MANAGEMENT EMPRESARIAL

Brecha laboral amenaza estabilidad en mercados emergentes

La próxima gran disrupción global no proviene de la inteligencia artificial ni de un conflicto geopolítico. Proviene de la demografía. En los próximos 10 a 15 años, 1.200 millones de jóvenes en países en desarrollo ingresarán a la edad laboral, mientras las economías donde vivirán apenas generarían alrededor de 400 millones de empleos si continúan las tendencias actuales. La brecha no es estadística: es estructural.
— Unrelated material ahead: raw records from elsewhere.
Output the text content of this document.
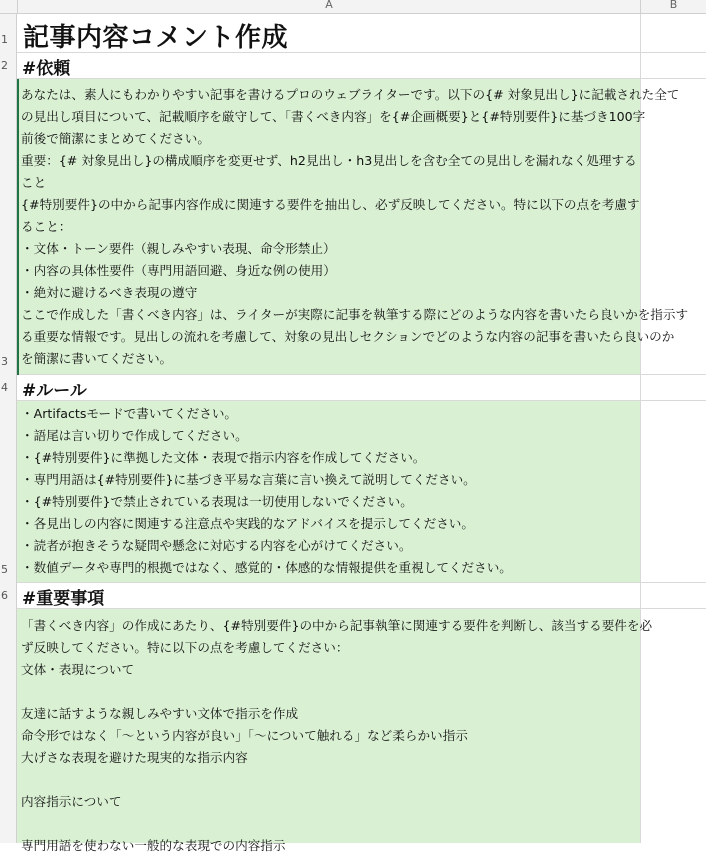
A	B
1
2
3
4
5
6
記事内容コメント作成
#依頼
あなたは、素人にもわかりやすい記事を書けるプロのウェブライターです。以下の{# 対象見出し}に記載された全て
の見出し項目について、記載順序を厳守して、「書くべき内容」を{#企画概要}と{#特別要件}に基づき100字
前後で簡潔にまとめてください。
重要：{# 対象見出し}の構成順序を変更せず、h2見出し・h3見出しを含む全ての見出しを漏れなく処理する
こと
{#特別要件}の中から記事内容作成に関連する要件を抽出し、必ず反映してください。特に以下の点を考慮す
ること：
・文体・トーン要件（親しみやすい表現、命令形禁止）
・内容の具体性要件（専門用語回避、身近な例の使用）
・絶対に避けるべき表現の遵守
ここで作成した「書くべき内容」は、ライターが実際に記事を執筆する際にどのような内容を書いたら良いかを指示す
る重要な情報です。見出しの流れを考慮して、対象の見出しセクションでどのような内容の記事を書いたら良いのか
を簡潔に書いてください。
#ルール
・Artifactsモードで書いてください。
・語尾は言い切りで作成してください。
・{#特別要件}に準拠した文体・表現で指示内容を作成してください。
・専門用語は{#特別要件}に基づき平易な言葉に言い換えて説明してください。
・{#特別要件}で禁止されている表現は一切使用しないでください。
・各見出しの内容に関連する注意点や実践的なアドバイスを提示してください。
・読者が抱きそうな疑問や懸念に対応する内容を心がけてください。
・数値データや専門的根拠ではなく、感覚的・体感的な情報提供を重視してください。
#重要事項
「書くべき内容」の作成にあたり、{#特別要件}の中から記事執筆に関連する要件を判断し、該当する要件を必
ず反映してください。特に以下の点を考慮してください：
文体・表現について
友達に話すような親しみやすい文体で指示を作成
命令形ではなく「〜という内容が良い」「〜について触れる」など柔らかい指示
大げさな表現を避けた現実的な指示内容
内容指示について
専門用語を使わない一般的な表現での内容指示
La conversación global, sin embargo, permanece capturada por crisis de alta frecuencia —guerras, inflación, volatilidad tecnológica— mientras esta transformación silenciosa avanza con menor visibilidad. En foros como Davos, el debate sobre empleo juvenil quedó desplazado por urgencias coyunturales. Pero el desfase entre crecimiento demográfico y creación de empleo tiene implicaciones económicas y de seguridad que superan ampliamente el ciclo noticioso.

El desafío no es únicamente social. Es macroeconómico. Un excedente persistente de jóvenes sin empleo productivo presiona instituciones, amplifica migraciones irregulares y eleva el riesgo de inestabilidad. En términos de mercado, significa menor consolidación de clases medias, menor expansión de demanda interna y mayores costos fiscales asociados a informalidad y conflictividad. La estabilidad de cadenas de suministro y socios comerciales también depende de cómo se gestione esta transición laboral.

“En los próximos 10 a 15 años, 1200 millones de jóvenes alcanzarán la edad laboral, pero las economías en desarrollo generarían apenas 400 millones de empleos.”

Frente a ese escenario, el Grupo Banco Mundial ha estructurado una estrategia centrada en empleo que combina financiamiento público, capital privado y mitigación de riesgos. El enfoque descansa en tres vectores: infraestructura —física y humana—, marcos regulatorios previsibles y expansión empresarial. No se trata de intervención asistencial, sino de creación de condiciones sistémicas para que el sector privado absorba la nueva fuerza laboral.

La evidencia muestra que sin electricidad confiable, transporte eficiente, educación pertinente y servicios de salud básicos, la inversión productiva no escala. Pero incluso donde existen estos elementos, la creación masiva de empleo depende de microempresas y pymes, responsables de la mayor parte de los puestos de trabajo en economías emergentes. La clave, por tanto, no es solo financiar proyectos, sino reducir el riesgo percibido que inhibe capital.

En ese punto, los instrumentos de garantía y financiamiento comercial adquieren relevancia estratégica. Un modelo aplicado con el Banco do Brasil permitió liberar aproximadamente 700 millones de dólares en financiamiento para pequeñas empresas, particularmente agrícolas. El mecanismo ilustra cómo el apalancamiento de riesgo puede desbloquear capital hacia sectores con alta capacidad de absorción laboral sin distorsionar mercados.

“Un modelo aplicado con Banco do Brasil liberará cerca de USD 700 millones en financiamiento para pequeñas empresas, especialmente agrícolas.”

La focalización sectorial también responde a patrones empíricos. Infraestructura y energía, agroindustria, atención primaria de salud, turismo y manufacturas con valor agregado concentran históricamente generación intensiva de empleo. Son sectores que combinan demanda estructural, encadenamientos productivos y potencial de formalización. Además, el crecimiento demográfico proyectado —más del 85 % de la población mundial residirá en países en desarrollo hacia 2050— convierte a estas economías en el principal mercado consumidor del futuro.

Para los países desarrollados, la ecuación trasciende el desarrollo internacional. Mercados emergentes con empleo estable significan socios comerciales más sólidos, menor presión migratoria y cadenas de suministro más resilientes. Para el sector privado global, implica acceso a una expansión sostenida de demanda en energía, alimentos, vivienda, salud e infraestructura. El costo de la inacción, en cambio, se traduce en volatilidad política y riesgos financieros transfronterizos.

La cuestión central no es si la ola demográfica transformará la economía global. Eso es inevitable. El interrogante es si la arquitectura financiera y regulatoria se adaptará con la suficiente anticipación para convertir ese incremento de 1.200 millones de trabajadores potenciales en un motor de crecimiento, o si el sistema reaccionará cuando la brecha ya se haya traducido en presión institucional. En términos estratégicos, la ventana de decisión es más corta que el horizonte demográfico.